The CPT 56501 is bundling with 99213 even with the modifier 25.  I can't seem to understand why this would be included in the e/m.  Please help thank you


----------



## btadlock1 (Jul 25, 2011)

jhaleycoder said:


> The CPT 56501 is bundling with 99213 even with the modifier 25.  I can't seem to understand why this would be included in the e/m.  Please help thank you



Are you_ sure _it's bundling to the E/M? It's not an NCCI edit, and even if it were, the 25 modifier wouldn't help here. Anytime you have a bundling denial, you need to add a modifier to the code that's being bundled into the other code, so in this case, if 56501 is really bundling into your E/M, you'd need to add a 59 modifier to it to get both processed - the E/M would only need a modifier if the denial was the other way around. (I've seen a lot of confusion on that - for some reason, whenever people see a bundling denial and an E/M is involved, the first assumption is that the E/M needs to get a 25 modifier, and that's not always the case...)

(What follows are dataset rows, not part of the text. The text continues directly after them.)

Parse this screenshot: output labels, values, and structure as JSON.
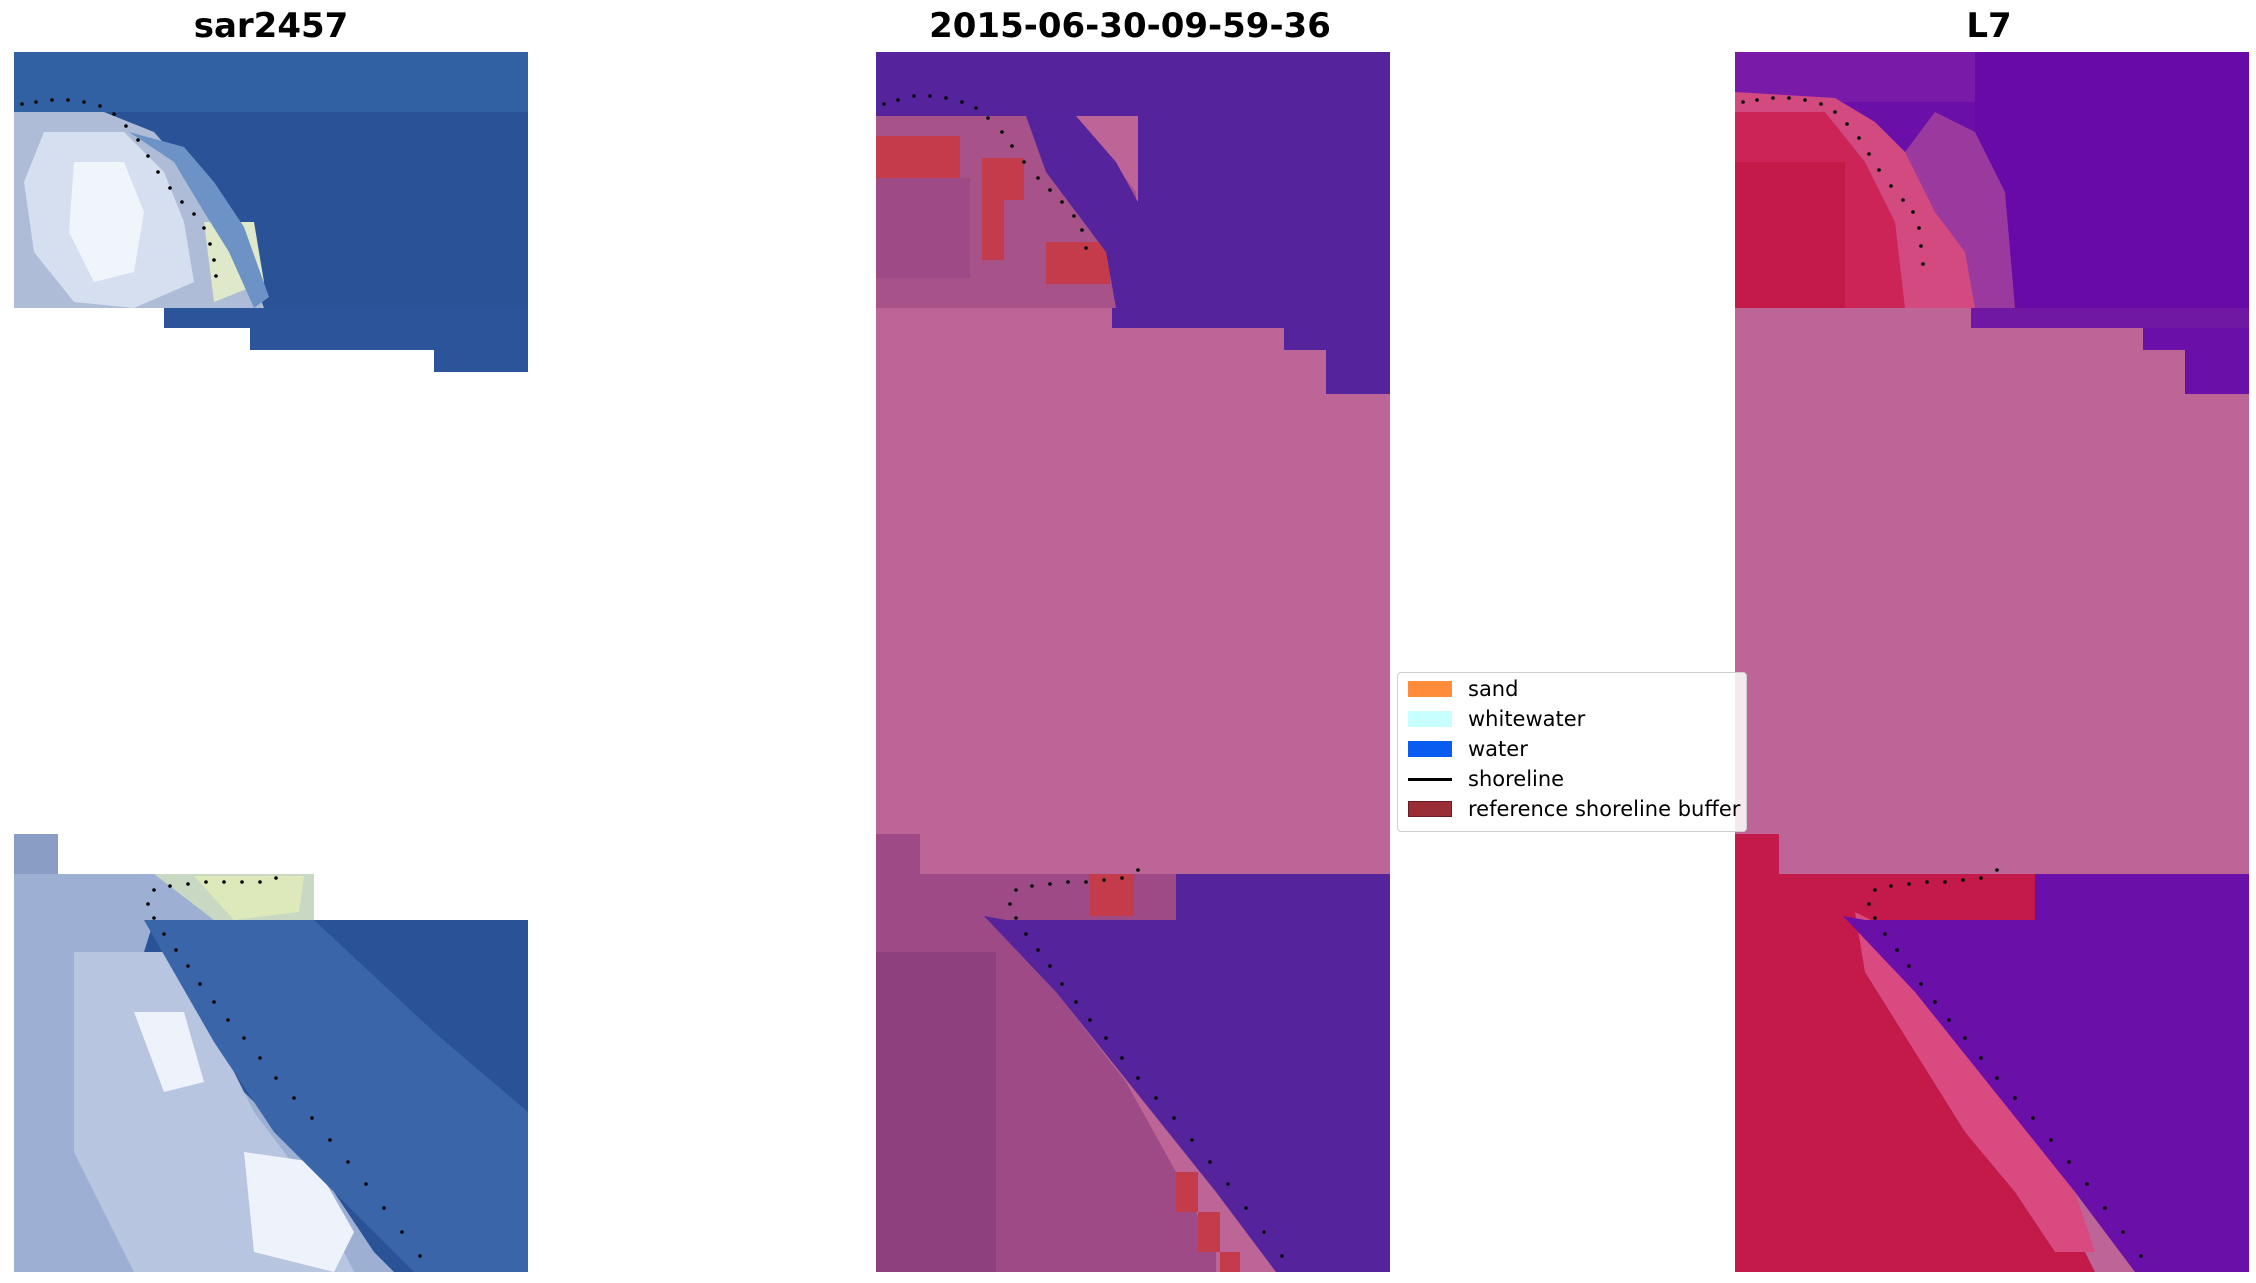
{
  "figure": {
    "panels": [
      {
        "id": "rgb",
        "title": "sar2457"
      },
      {
        "id": "classified",
        "title": "2015-06-30-09-59-36"
      },
      {
        "id": "index",
        "title": "L7"
      }
    ]
  },
  "legend": {
    "items": [
      {
        "label": "sand",
        "color": "#ff8c3a",
        "kind": "patch"
      },
      {
        "label": "whitewater",
        "color": "#c8ffff",
        "kind": "patch"
      },
      {
        "label": "water",
        "color": "#0a5cf0",
        "kind": "patch"
      },
      {
        "label": "shoreline",
        "color": "#000000",
        "kind": "line"
      },
      {
        "label": "reference shoreline buffer",
        "color": "#9a2e36",
        "kind": "patch"
      }
    ]
  },
  "colors": {
    "nodata_fill": "#bd6596",
    "water_class_fill": "#55249c",
    "shoreline_dots": "#000000"
  }
}
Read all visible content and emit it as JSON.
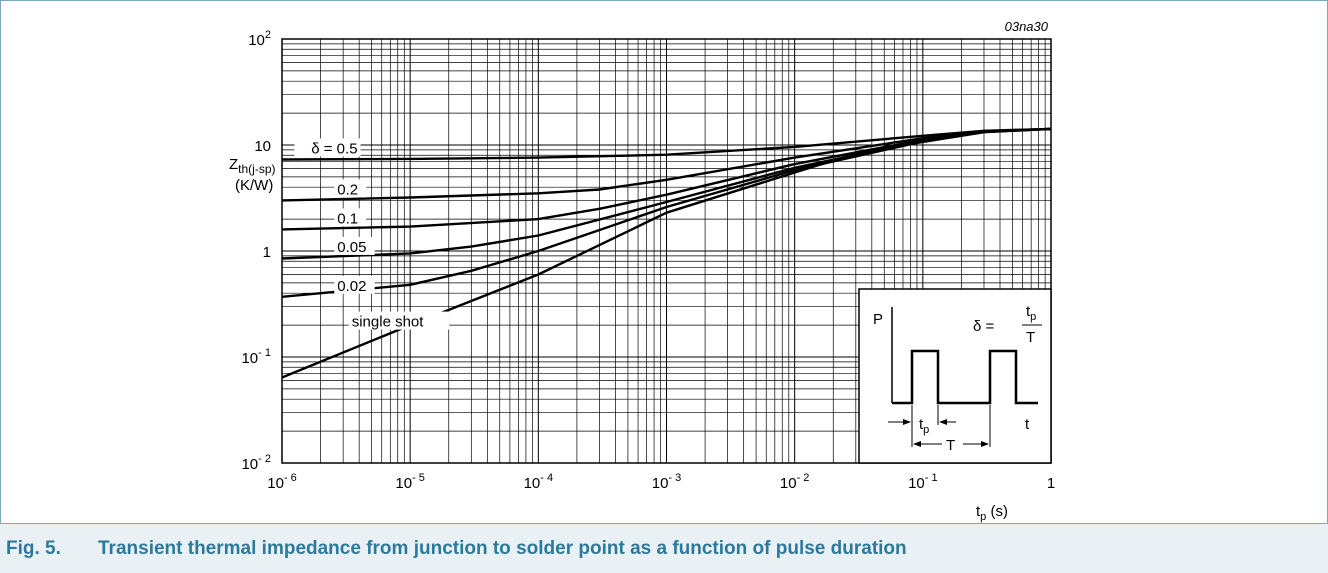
{
  "figure_id": "03na30",
  "caption": {
    "number": "Fig. 5.",
    "text": "Transient thermal impedance from junction to solder point as a function of pulse duration"
  },
  "chart_data": {
    "type": "line",
    "title": "",
    "xlabel": {
      "main": "t",
      "sub": "p",
      "unit": " (s)"
    },
    "ylabel": {
      "main": "Z",
      "sub": "th(j-sp)",
      "unit": "(K/W)"
    },
    "xscale": "log",
    "yscale": "log",
    "xlim": [
      1e-06,
      1
    ],
    "ylim": [
      0.01,
      100
    ],
    "grid": true,
    "x_ticks": [
      {
        "base": "10",
        "exp": "- 6"
      },
      {
        "base": "10",
        "exp": "- 5"
      },
      {
        "base": "10",
        "exp": "- 4"
      },
      {
        "base": "10",
        "exp": "- 3"
      },
      {
        "base": "10",
        "exp": "- 2"
      },
      {
        "base": "10",
        "exp": "- 1"
      },
      {
        "base": "1",
        "exp": ""
      }
    ],
    "y_ticks": [
      {
        "base": "10",
        "exp": "- 2"
      },
      {
        "base": "10",
        "exp": "- 1"
      },
      {
        "base": "1",
        "exp": ""
      },
      {
        "base": "10",
        "exp": ""
      },
      {
        "base": "10",
        "exp": "2"
      }
    ],
    "series": [
      {
        "name": "δ = 0.5",
        "x": [
          1e-06,
          1e-05,
          0.0001,
          0.001,
          0.01,
          0.1,
          0.3,
          1
        ],
        "y": [
          7.3,
          7.4,
          7.6,
          8.1,
          9.6,
          12.2,
          13.6,
          14.2
        ]
      },
      {
        "name": "0.2",
        "x": [
          1e-06,
          1e-05,
          0.0001,
          0.0003,
          0.001,
          0.01,
          0.1,
          0.3,
          1
        ],
        "y": [
          3.0,
          3.2,
          3.5,
          3.8,
          4.7,
          7.6,
          11.6,
          13.5,
          14.2
        ]
      },
      {
        "name": "0.1",
        "x": [
          1e-06,
          1e-05,
          0.0001,
          0.0003,
          0.001,
          0.01,
          0.1,
          0.3,
          1
        ],
        "y": [
          1.6,
          1.7,
          2.0,
          2.5,
          3.4,
          6.6,
          11.2,
          13.4,
          14.2
        ]
      },
      {
        "name": "0.05",
        "x": [
          1e-06,
          1e-05,
          3e-05,
          0.0001,
          0.001,
          0.01,
          0.1,
          0.3,
          1
        ],
        "y": [
          0.85,
          0.95,
          1.1,
          1.4,
          2.9,
          6.1,
          11.0,
          13.3,
          14.2
        ]
      },
      {
        "name": "0.02",
        "x": [
          1e-06,
          1e-05,
          3e-05,
          0.0001,
          0.001,
          0.01,
          0.1,
          0.3,
          1
        ],
        "y": [
          0.37,
          0.48,
          0.65,
          1.0,
          2.6,
          5.8,
          10.8,
          13.3,
          14.2
        ]
      },
      {
        "name": "single shot",
        "x": [
          1e-06,
          1e-05,
          0.0001,
          0.001,
          0.01,
          0.03,
          0.1,
          0.3,
          1
        ],
        "y": [
          0.064,
          0.2,
          0.6,
          2.3,
          5.5,
          8.3,
          10.7,
          13.2,
          14.2
        ]
      }
    ],
    "inset": {
      "p_label": "P",
      "t_label": "t",
      "formula": {
        "lhs": "δ =",
        "num_main": "t",
        "num_sub": "p",
        "den": "T"
      },
      "tp_label": {
        "main": "t",
        "sub": "p"
      },
      "period_label": "T"
    }
  }
}
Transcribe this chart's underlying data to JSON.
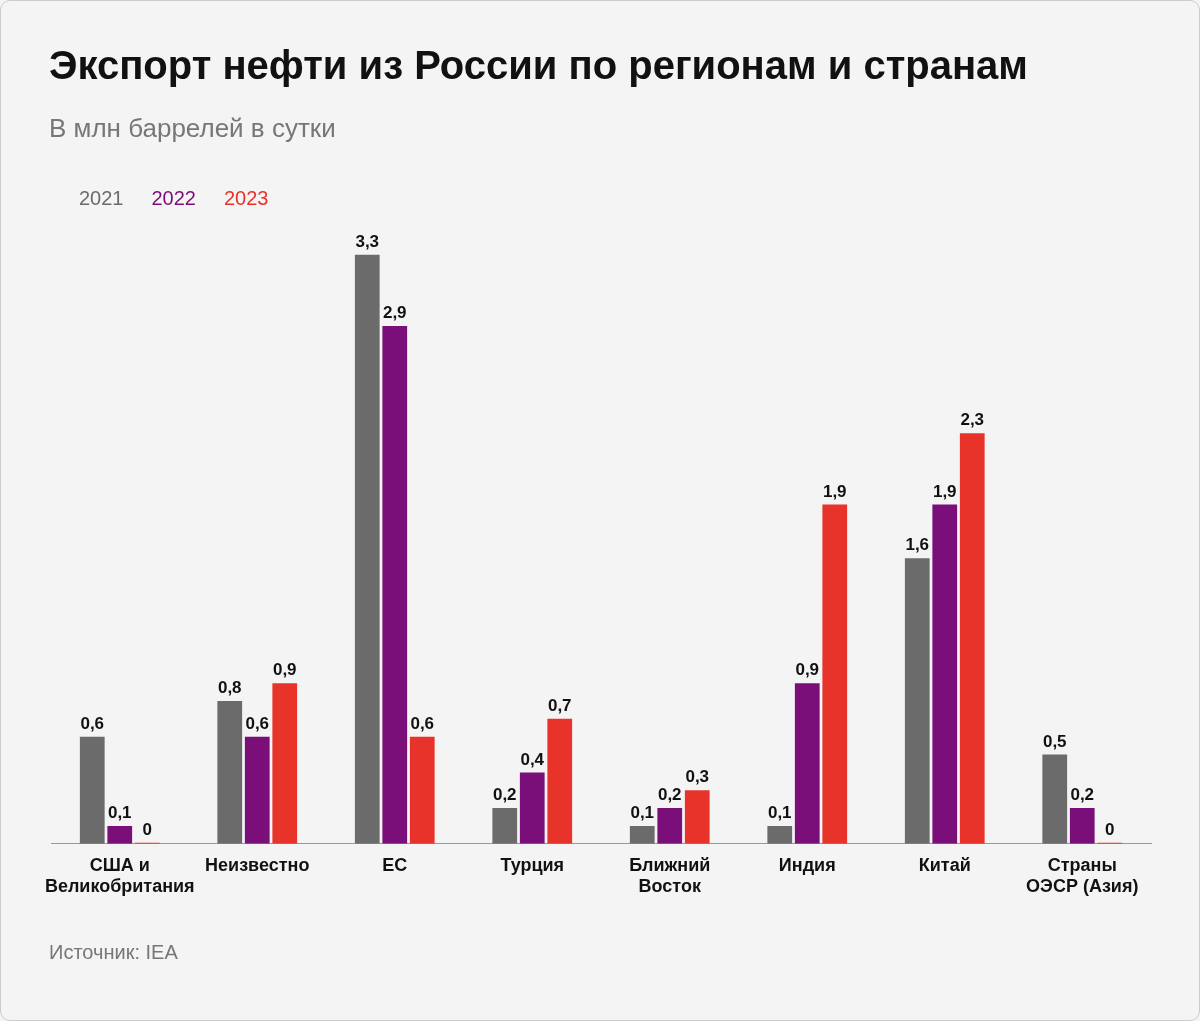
{
  "chart_data": {
    "type": "bar",
    "title": "Экспорт нефти из России по регионам и странам",
    "subtitle": "В млн баррелей в сутки",
    "categories": [
      "США и Великобритания",
      "Неизвестно",
      "ЕС",
      "Турция",
      "Ближний Восток",
      "Индия",
      "Китай",
      "Страны ОЭСР (Азия)"
    ],
    "series": [
      {
        "name": "2021",
        "color": "#6b6b6b",
        "values": [
          0.6,
          0.8,
          3.3,
          0.2,
          0.1,
          0.1,
          1.6,
          0.5
        ],
        "value_labels": [
          "0,6",
          "0,8",
          "3,3",
          "0,2",
          "0,1",
          "0,1",
          "1,6",
          "0,5"
        ]
      },
      {
        "name": "2022",
        "color": "#7a0f7a",
        "values": [
          0.1,
          0.6,
          2.9,
          0.4,
          0.2,
          0.9,
          1.9,
          0.2
        ],
        "value_labels": [
          "0,1",
          "0,6",
          "2,9",
          "0,4",
          "0,2",
          "0,9",
          "1,9",
          "0,2"
        ]
      },
      {
        "name": "2023",
        "color": "#e8332a",
        "values": [
          0,
          0.9,
          0.6,
          0.7,
          0.3,
          1.9,
          2.3,
          0
        ],
        "value_labels": [
          "0",
          "0,9",
          "0,6",
          "0,7",
          "0,3",
          "1,9",
          "2,3",
          "0"
        ]
      }
    ],
    "legend": "top left",
    "grid": false,
    "tick_labels": "x",
    "annotations": [
      "Источник: IEA"
    ]
  }
}
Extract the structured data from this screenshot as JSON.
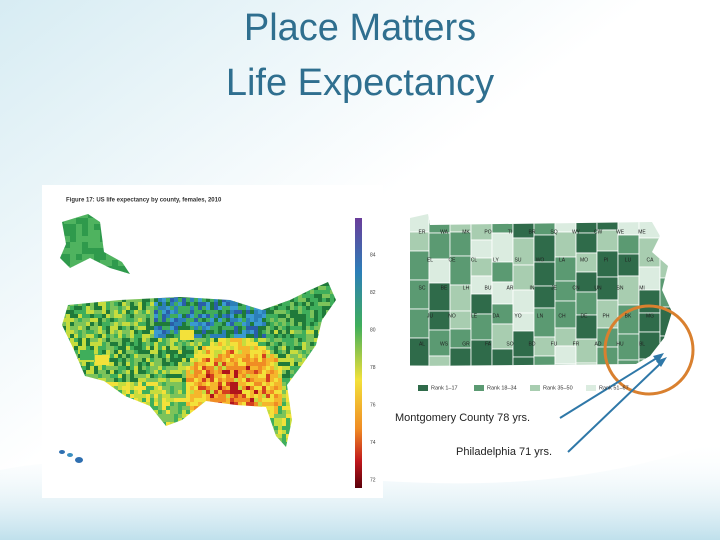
{
  "slide": {
    "title_lines": [
      "Place Matters",
      "Life Expectancy"
    ],
    "us_map": {
      "caption": "Figure 17: US life expectancy by county, females, 2010",
      "scale_labels": [
        "84",
        "82",
        "80",
        "78",
        "76",
        "74",
        "72"
      ]
    },
    "pa_map": {
      "county_labels": [
        "ER",
        "WA",
        "MK",
        "PO",
        "TI",
        "BR",
        "SQ",
        "WY",
        "CW",
        "WE",
        "ME",
        "EL",
        "CE",
        "CL",
        "LY",
        "SU",
        "WO",
        "LA",
        "MO",
        "PI",
        "LU",
        "CA",
        "SC",
        "BE",
        "LH",
        "BU",
        "AR",
        "IN",
        "JE",
        "CN",
        "UN",
        "SN",
        "MI",
        "JU",
        "NO",
        "LE",
        "DA",
        "YO",
        "LN",
        "CH",
        "DE",
        "PH",
        "BK",
        "MG",
        "AL",
        "WS",
        "GR",
        "FA",
        "SO",
        "BD",
        "FU",
        "FR",
        "AD",
        "HU",
        "BL"
      ],
      "legend": [
        "Rank 1–17",
        "Rank 18–34",
        "Rank 35–50",
        "Rank 51–67"
      ]
    },
    "annotations": [
      "Montgomery County 78 yrs.",
      "Philadelphia 71 yrs."
    ]
  }
}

Did you bill anything else that day?
What does your EOB say?


----------



## jhaleycoder (Jul 25, 2011)

Okay thanks so much for the info.. The eob is saying Pymt included in allow for other service. it was billed with a 99213.  I just figured why.  It has 10 day global. needs a -58.  I just started in primary care and they dont have any global tools or edits.  Iam used to working in surgical coding.  Now I need to see if the 99213 should of been billed but the pt did come in with asthma problems as well  Thanks so much


----------



## btadlock1 (Jul 25, 2011)

jhaleycoder said:


> Okay thanks so much for the info.. The eob is saying Pymt included in allow for other service. it was billed with a 99213.  I just figured why.  It has 10 day global. needs a -58.  I just started in primary care and they dont have any global tools or edits.  Iam used to working in surgical coding.  Now I need to see if the 99213 should of been billed but the pt did come in with asthma problems as well  Thanks so much



It was in a global period for something else? You'd only need a global modifier if it was bundling into another procedure from a previous DOS. You may want to call and verify that it processed correctly - it sounds like it might have denied in error, honestly. Good luck!


----------